I get it nearly every day. Though it's always fairly mild. But then about twice or more a month I get really strong deja vu where it just confuses me endlessly, or else it feels like Deja vu but as if that moment has occured up to 3 times before.
I kind of like it though, it can confuse me but it's interesting when it happens.


----------



## IncredibleMouse (Jul 20, 2010)

Didn't someone just post a thread like this last week?


----------



## nebrada (Apr 22, 2011)

IncredibleMouse said:


> Didn't someone just post a thread like this last week?


If that's a deja vu joke, I love it.

I get it nearly every day, usually its minor things, however sometimes I'll experience for several minutes straight and it freaks me out. I love when intense deja vu occurs.


----------



## IncredibleMouse (Jul 20, 2010)

nebrada said:


> If that's a deja vu joke, I love it.


Someone just asked me that same question the other day.


----------



## themartyparade (Nov 7, 2010)

Sometimes.

Whenever it's happened lately though, I can't tell whether the situation has actually occurred before or not and I just end up confused.


----------



## Cheveyo (Nov 19, 2010)

I get it fairly regularly. It's rarely anything important.

Like I'm talking to someone and turn to look at something and it hits me: "Didn't I already have this exact conversation at this exact location before?"


----------



## Sosekopp (May 2, 2011)

Rarely. I often have jamais vu experiences, though.


----------



## kiskadee (Jan 9, 2009)

All the bloody time.
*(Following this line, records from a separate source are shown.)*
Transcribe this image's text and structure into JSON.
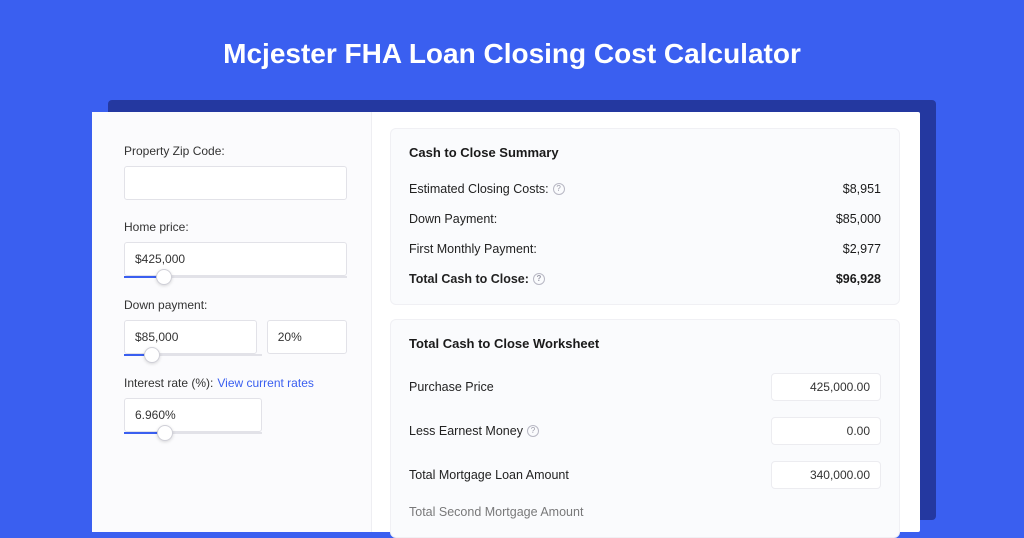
{
  "colors": {
    "page_bg": "#3a5ff0",
    "shadow": "#2438a0",
    "card_bg": "#ffffff",
    "left_bg": "#fbfbfd",
    "panel_bg": "#fafbfd",
    "border": "#e2e2e8",
    "accent": "#3a5ff0",
    "text": "#1a1a1a"
  },
  "title": "Mcjester FHA Loan Closing Cost Calculator",
  "left": {
    "zip": {
      "label": "Property Zip Code:",
      "value": ""
    },
    "home_price": {
      "label": "Home price:",
      "value": "$425,000",
      "slider_pct": 18
    },
    "down_payment": {
      "label": "Down payment:",
      "value": "$85,000",
      "pct_value": "20%",
      "slider_pct": 20
    },
    "interest": {
      "label": "Interest rate (%):",
      "link": "View current rates",
      "value": "6.960%",
      "slider_pct": 30
    }
  },
  "summary": {
    "title": "Cash to Close Summary",
    "rows": [
      {
        "label": "Estimated Closing Costs:",
        "help": true,
        "value": "$8,951",
        "bold": false
      },
      {
        "label": "Down Payment:",
        "help": false,
        "value": "$85,000",
        "bold": false
      },
      {
        "label": "First Monthly Payment:",
        "help": false,
        "value": "$2,977",
        "bold": false
      },
      {
        "label": "Total Cash to Close:",
        "help": true,
        "value": "$96,928",
        "bold": true
      }
    ]
  },
  "worksheet": {
    "title": "Total Cash to Close Worksheet",
    "rows": [
      {
        "label": "Purchase Price",
        "help": false,
        "value": "425,000.00"
      },
      {
        "label": "Less Earnest Money",
        "help": true,
        "value": "0.00"
      },
      {
        "label": "Total Mortgage Loan Amount",
        "help": false,
        "value": "340,000.00"
      }
    ],
    "cutoff_label": "Total Second Mortgage Amount"
  }
}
And it can last for a pretty long time, too; sometimes over a minute. I consider it rather unpleasant; it feels like I'm not in control of anything I say or do, like I'm just somebody's puppet.


----------



## Noble4 (Feb 1, 2011)

Oh my god......I get this shit sometimes. like few times a week. I'm like "OmG this just happened!!!" and then start to freak out and then when I tell my friends they think I'm high or something.


----------



## Longdove (Jan 4, 2011)

Oddly enough, upon coming across this post just now, it made me realize how I have not experienced a dejavu' in at least the last 3 months, even though it is otherwise a daily occurrence prior to that, with as many as five times a day when it's active, maybe it has something to do with how much constant sleep I either get or not get for all I know.


----------



## Konan (Apr 20, 2011)

Yeah I have a lot recently though it seemed to have slowed down a bit but still get the "deja vu" effect.


----------



## Unicorntopia (Jun 18, 2010)

I used to get it everyonce in a while when I was a kid but now I feel that I am in a constant partial state of deja vu. I think it was from all the lucid dreaming I did in my teen years and all the recent subconscious surfacing I've been doing. My next goal is to find a person I can have a streaming connection with on a normal and deeper level. I think this may open up new doors of wonder & awesome possibilities. I have had my eye on this goal since I was a preteen. I have realized many other similar type goals since then and believe this one is possible too.


----------



## ZdAries (May 2, 2011)

I have them quite often.
This has been happening to me ever since I was younger.


----------



## Mithrandir (May 10, 2011)

Whenever I have it, remembering that what happened is deja vu is usually part of the deja vu, is that weird?


----------